Fasting Two Days a Week May Benefit Your Brain
By Gabe Mirkin, M.D.
Researchers at the Johns Hopkins School of Medicine have collected evidence that reducing food intake to under 500 calories per day for two days a week may help to prevent brain damage from Alzheimer’s or Parkinson’s Diseases.
FASTING GROWS NEW NERVES
Mark Mattson of Johns Hopkins has shown that fasting increases the growth of new neurons in the brain, and this can help prevent dementia. He believes that: “The cells of the brain are put under mild stress that is analogous to the effects of exercise on muscle cells.
He also showed that skipping meals stimulates brain cells in mice to produce Brain-Derived Neurotrophic Factor (BDNF) that causes the brain to grow new nerves, helps protect nerve cells from being damaged by toxins, and helps mice learn new things.
SKIPPING MEALS PROTECTS THE BRAIN
Earlier studies showed that mice who fast every other day while eating double the normal amount of food on non-fasting days have better protection from becoming diabetic (lower insulin and sugar levels), and less brain damage from poisons than mice on 40 percent calorie-restricted diets.
Meal-skipping mice gorge when provided food so they do not eat fewer calories than mice on unrestricted diets.
In the same study, mice were given a chemical, called kainate, that damages nerves in the same part of the brain damaged by Alzheimer’s disease. The meal-skipping mice had far less brain damage than those who were on a 40 percent reduced calorie diet.
EXERCISING HELPS YOUR BRAIN STORE MORE GLYCOGEN
More than 98 percent of the energy for the brain comes from sugar in the bloodstream. Ten years ago, it was shown for the first time that certain brain cells, called astrocytes, store sugar in the same way and form (glycogen) that muscles store sugar.
Like muscles, the brain can store extra glycogen and like muscles, the brain will have greater endurance and function better when it stores more glycogen.
During exercise, your brain uses up tremendous amounts of sugar, directing each muscle fiber to contract and relax. It takes a lot of energy to do this. Recently, a study from Japan showed that when rats exercise, their brains use up their stores of glycogen in the same way that muscles use up glycogen.
When the rats ate after exercising, their brains, like their muscles, were able to store up to 60 percent more glycogen than they could before they exercised. After 24 hours, their brain levels of glycogen dropped to their previously lower levels.
However, when the rats continued to exercise regularly for four more weeks, their brains were able to store much higher levels after eating and the levels did not drop soon afterwards.
WHAT DOES THIS MEAN FOR YOU?
Future studies will tell if intermittent fasting is more effective than overall calorie restriction in preventing and treating dementia in humans.
Meanwhile, you may want to try intermittent fasting to lose weight or to avoid the weight gain that often comes with aging. The recent studies shows that adding exercise to intermittent fasting may make you even smarter.
Dr. Pinna says:
I not only believe what Dr. Mirkin has written in this article, I practice it as well. I rarely eat more than two meals daily. And, breakfast is a Japanese style Miso Soup with tofu and seaweed.
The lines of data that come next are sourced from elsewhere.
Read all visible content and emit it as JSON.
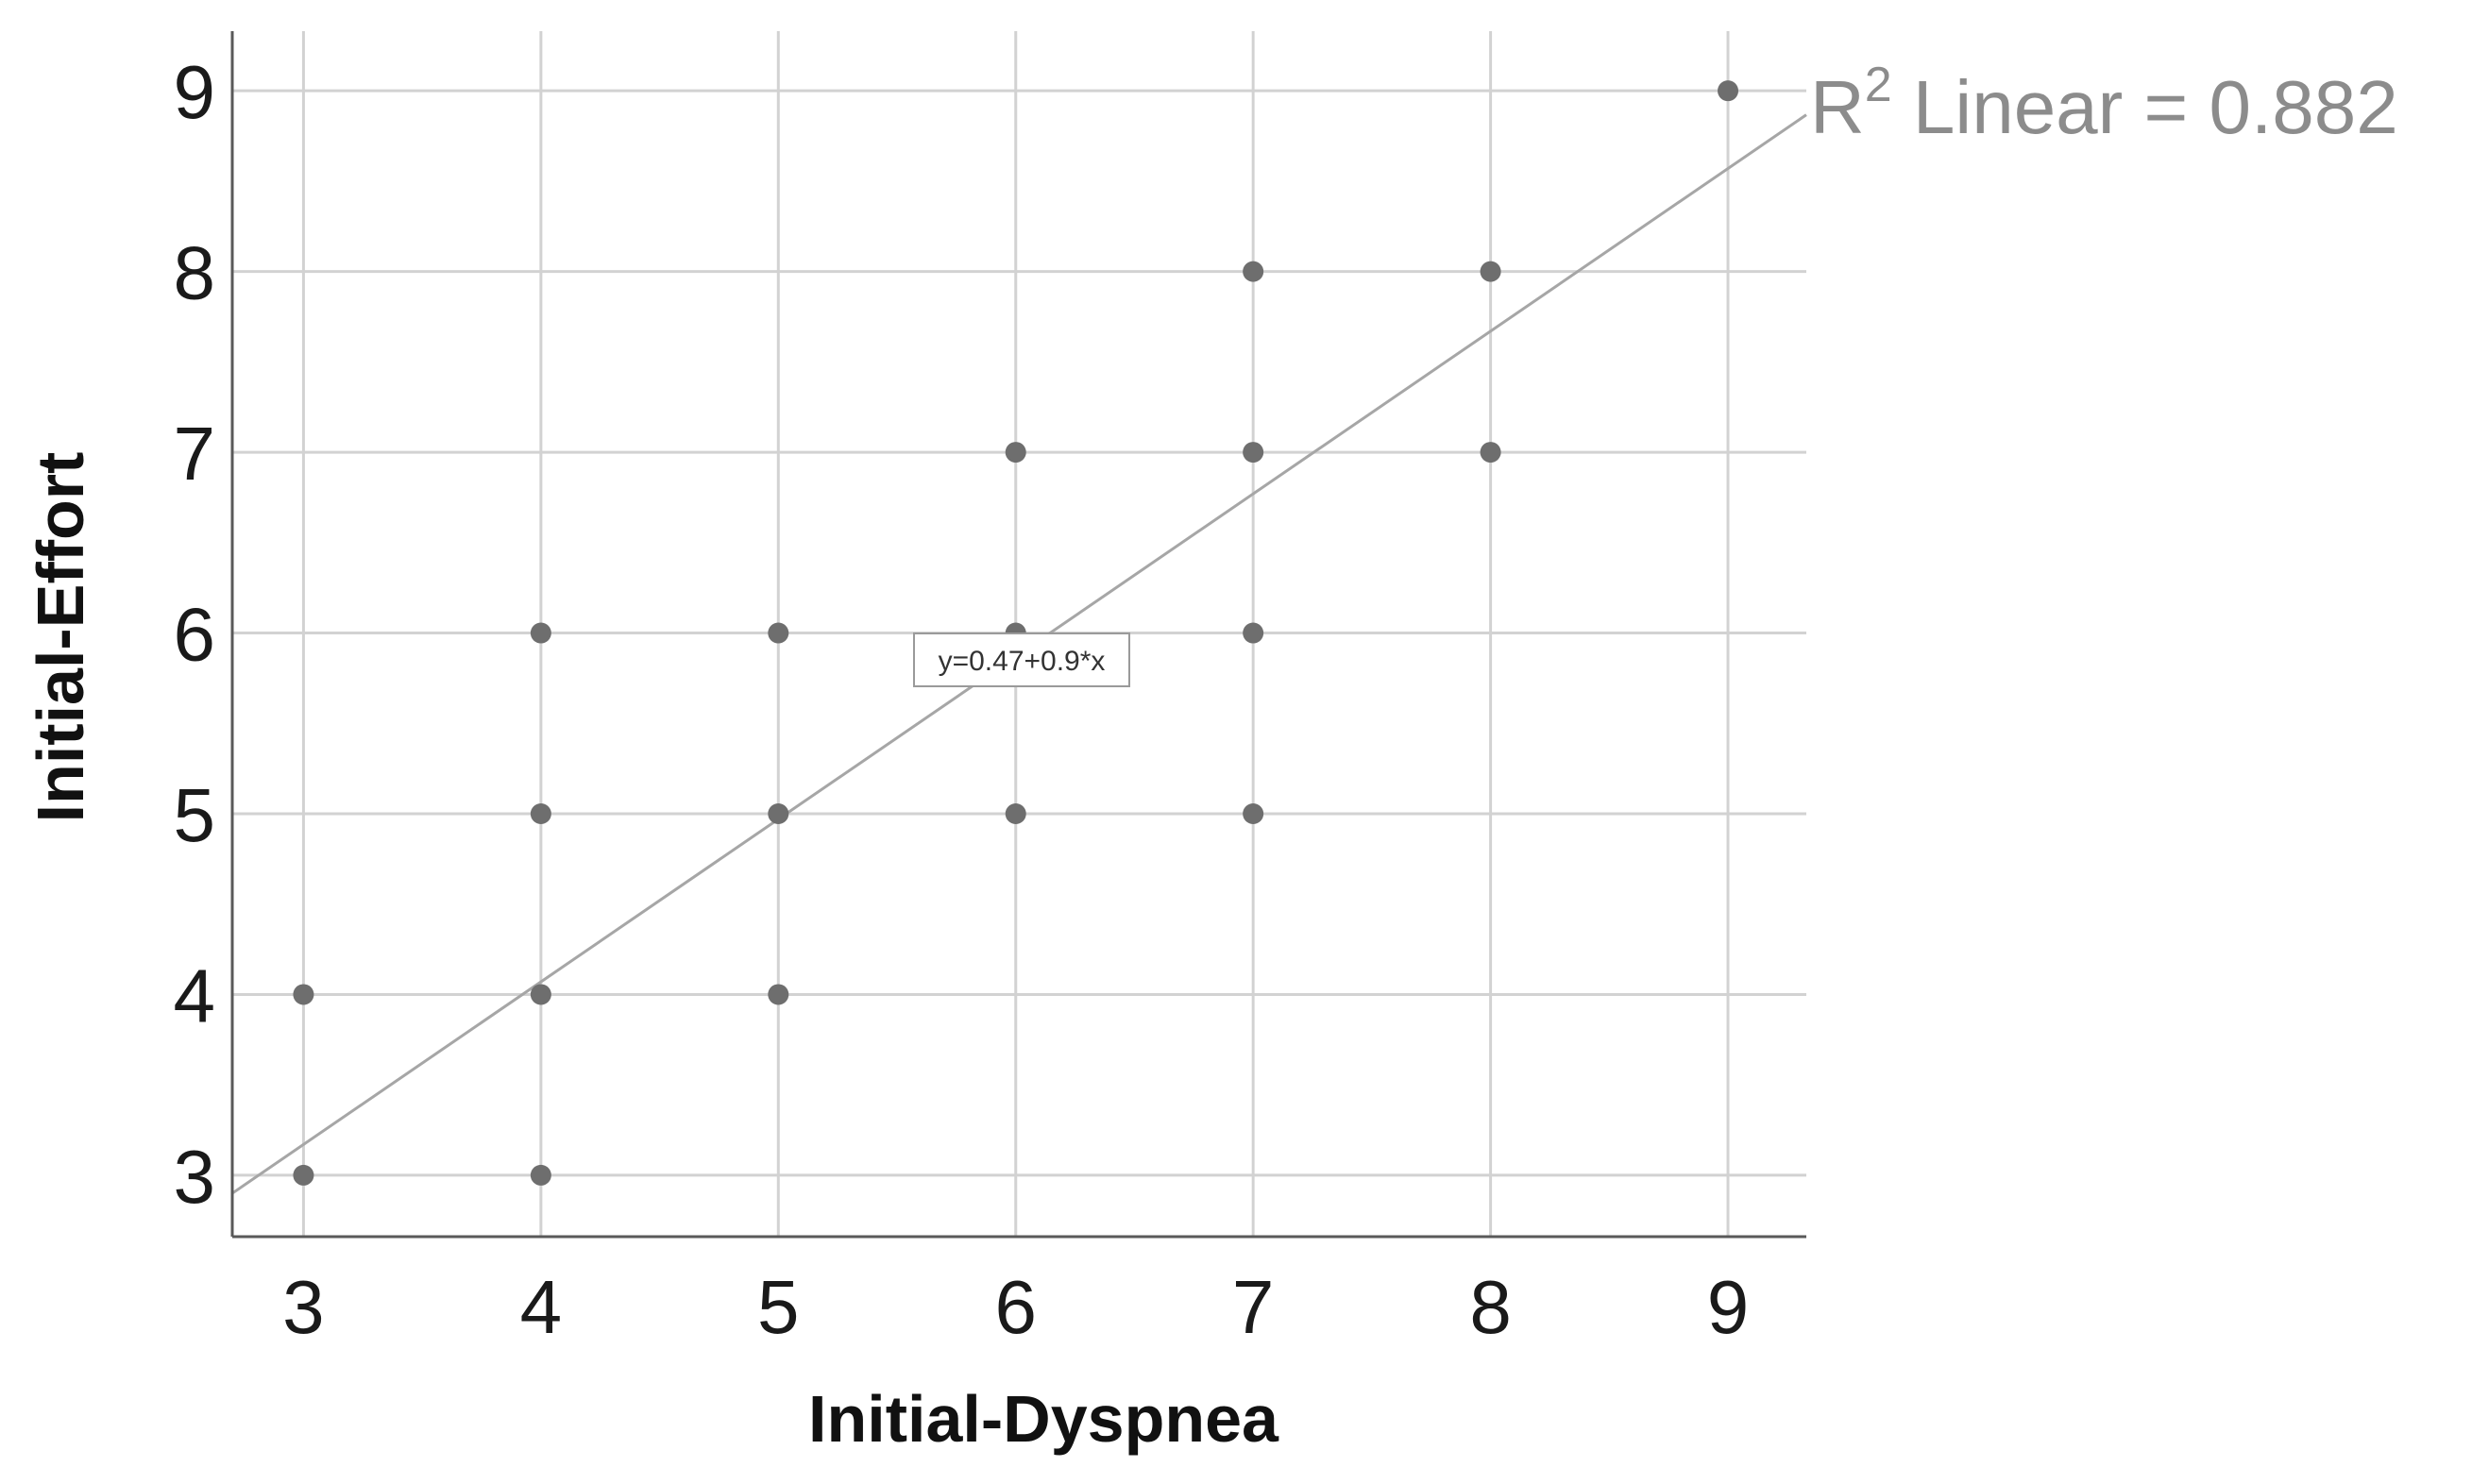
{
  "chart_data": {
    "type": "scatter",
    "xlabel": "Initial-Dyspnea",
    "ylabel": "Initial-Effort",
    "xlim": [
      2.7,
      9.33
    ],
    "ylim": [
      2.66,
      9.33
    ],
    "xticks": [
      3,
      4,
      5,
      6,
      7,
      8,
      9
    ],
    "yticks": [
      3,
      4,
      5,
      6,
      7,
      8,
      9
    ],
    "xtick_labels": [
      "3",
      "4",
      "5",
      "6",
      "7",
      "8",
      "9"
    ],
    "ytick_labels": [
      "3",
      "4",
      "5",
      "6",
      "7",
      "8",
      "9"
    ],
    "grid": true,
    "points": [
      {
        "x": 3,
        "y": 3
      },
      {
        "x": 3,
        "y": 4
      },
      {
        "x": 4,
        "y": 3
      },
      {
        "x": 4,
        "y": 4
      },
      {
        "x": 4,
        "y": 5
      },
      {
        "x": 4,
        "y": 6
      },
      {
        "x": 5,
        "y": 4
      },
      {
        "x": 5,
        "y": 5
      },
      {
        "x": 5,
        "y": 6
      },
      {
        "x": 6,
        "y": 5
      },
      {
        "x": 6,
        "y": 6
      },
      {
        "x": 6,
        "y": 7
      },
      {
        "x": 7,
        "y": 5
      },
      {
        "x": 7,
        "y": 6
      },
      {
        "x": 7,
        "y": 7
      },
      {
        "x": 7,
        "y": 8
      },
      {
        "x": 8,
        "y": 7
      },
      {
        "x": 8,
        "y": 8
      },
      {
        "x": 9,
        "y": 9
      }
    ],
    "fit": {
      "intercept": 0.47,
      "slope": 0.9
    },
    "fit_label": "y=0.47+0.9*x",
    "r2_prefix": "R",
    "r2_superscript": "2",
    "r2_suffix": " Linear = 0.882",
    "colors": {
      "points": "#6e6e6e",
      "fit_line": "#a6a6a6",
      "grid": "#d2d2d2",
      "axis": "#595959",
      "r2_text": "#8c8c8c"
    }
  }
}
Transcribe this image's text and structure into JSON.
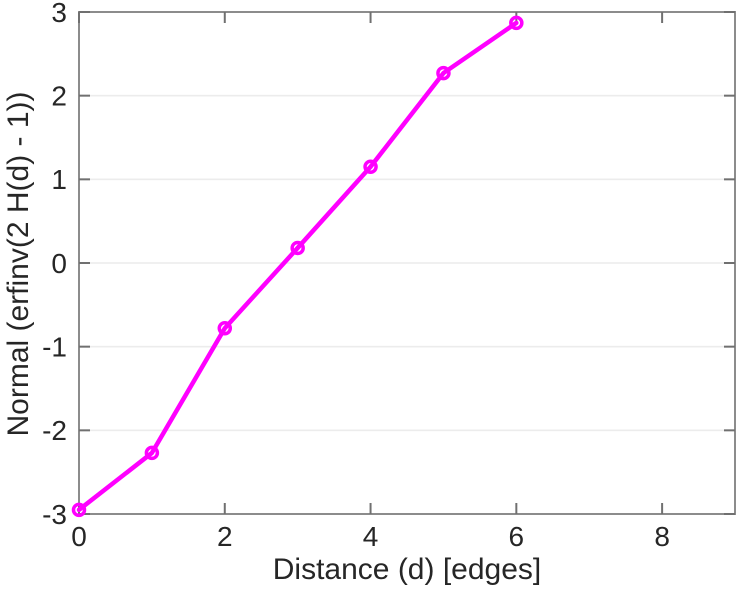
{
  "chart_data": {
    "type": "line",
    "title": "",
    "xlabel": "Distance (d) [edges]",
    "ylabel": "Normal (erfinv(2 H(d) - 1))",
    "x": [
      0,
      1,
      2,
      3,
      4,
      5,
      6
    ],
    "y": [
      -2.95,
      -2.27,
      -0.78,
      0.18,
      1.15,
      2.27,
      2.87
    ],
    "xlim": [
      0,
      9
    ],
    "ylim": [
      -3,
      3
    ],
    "xticks": [
      0,
      2,
      4,
      6,
      8
    ],
    "xtick_labels": [
      "0",
      "2",
      "4",
      "6",
      "8"
    ],
    "yticks": [
      -3,
      -2,
      -1,
      0,
      1,
      2,
      3
    ],
    "ytick_labels": [
      "-3",
      "-2",
      "-1",
      "0",
      "1",
      "2",
      "3"
    ],
    "grid": "horizontal",
    "legend": "none",
    "marker": "open-circle",
    "colors": {
      "line": "#FF00FF",
      "grid": "#ECECEC",
      "axis": "#8C8C8C",
      "tick": "#707070",
      "text": "#262626"
    }
  }
}
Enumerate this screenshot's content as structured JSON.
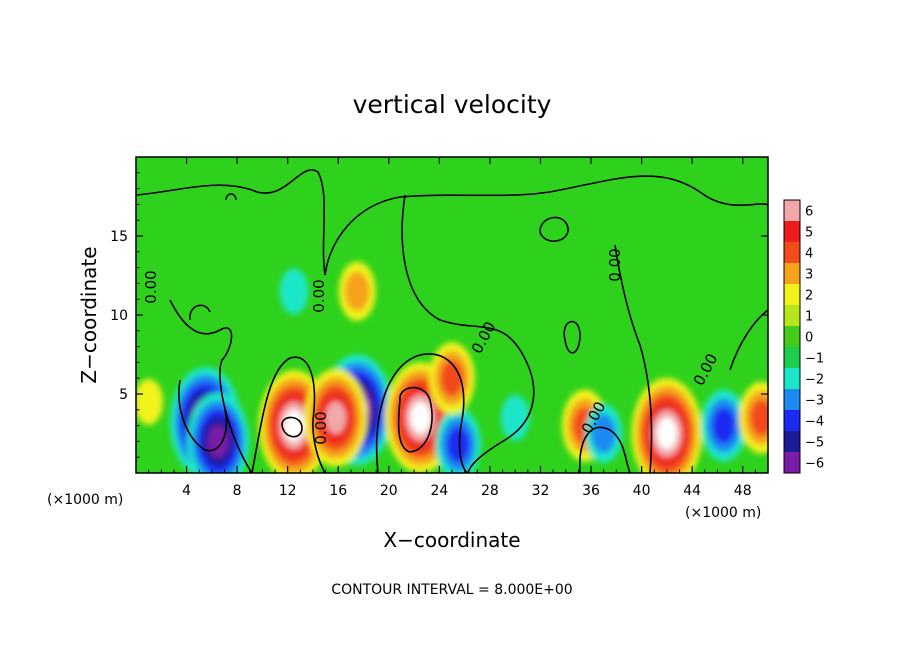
{
  "chart_data": {
    "type": "heatmap",
    "title": "vertical velocity",
    "xlabel": "X−coordinate",
    "ylabel": "Z−coordinate",
    "x_units": "(×1000 m)",
    "x_units_right": "(×1000 m)",
    "xlim": [
      0,
      50
    ],
    "ylim": [
      0,
      20
    ],
    "x_ticks": [
      4,
      8,
      12,
      16,
      20,
      24,
      28,
      32,
      36,
      40,
      44,
      48
    ],
    "y_ticks": [
      5,
      10,
      15
    ],
    "colorbar": {
      "levels": [
        "6",
        "5",
        "4",
        "3",
        "2",
        "1",
        "0",
        "−1",
        "−2",
        "−3",
        "−4",
        "−5",
        "−6"
      ],
      "range": [
        -6,
        6
      ],
      "colors": [
        "#f2a8a8",
        "#ee1c1c",
        "#f24a1a",
        "#f5a21c",
        "#f2f21c",
        "#b6e61c",
        "#46cd1c",
        "#1ccd4e",
        "#1ce6c8",
        "#1c8af2",
        "#1c2af2",
        "#1c1c9a",
        "#7a1ca8"
      ]
    },
    "contour_label": "0.00",
    "footer": "CONTOUR INTERVAL = 8.000E+00",
    "features": [
      {
        "x": 5.5,
        "z": 3.2,
        "w": -7.0
      },
      {
        "x": 6.5,
        "z": 2.0,
        "w": -5.5
      },
      {
        "x": 12.5,
        "z": 3.0,
        "w": 7.0
      },
      {
        "x": 17.5,
        "z": 4.0,
        "w": -6.5
      },
      {
        "x": 15.8,
        "z": 3.5,
        "w": 5.5
      },
      {
        "x": 22.5,
        "z": 3.5,
        "w": 7.0
      },
      {
        "x": 25.5,
        "z": 1.8,
        "w": -4.0
      },
      {
        "x": 25.0,
        "z": 6.0,
        "w": 4.0
      },
      {
        "x": 17.5,
        "z": 11.5,
        "w": 3.0
      },
      {
        "x": 12.5,
        "z": 11.5,
        "w": -1.5
      },
      {
        "x": 35.5,
        "z": 3.0,
        "w": 4.0
      },
      {
        "x": 37.0,
        "z": 2.5,
        "w": -3.0
      },
      {
        "x": 42.0,
        "z": 2.5,
        "w": 7.0
      },
      {
        "x": 46.5,
        "z": 3.0,
        "w": -3.5
      },
      {
        "x": 49.5,
        "z": 3.5,
        "w": 4.0
      },
      {
        "x": 1.0,
        "z": 4.5,
        "w": 2.0
      },
      {
        "x": 30.0,
        "z": 3.5,
        "w": -2.0
      }
    ]
  }
}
All research that I am aware of, indicates that CALORIC RESTRICTION is the “Name of the Game.”
All animals, including primates, who are placed on Caloric Restriction live longer and are healthier.
The explanation is still unclear. There is a “Stress Factor” associated with caloric restriction. When cells are put under “stress” they adapt.
“Adaptation” is a way of saying the molecules of the cell use less energy and therefore produce less toxic metabolic products. This action conserves the cell.
In addition, all societies and religions practice “Fasting. When billions of people do something, there is always a good reason. Fasting has been shown over millennia (thousands of years) to preserve health.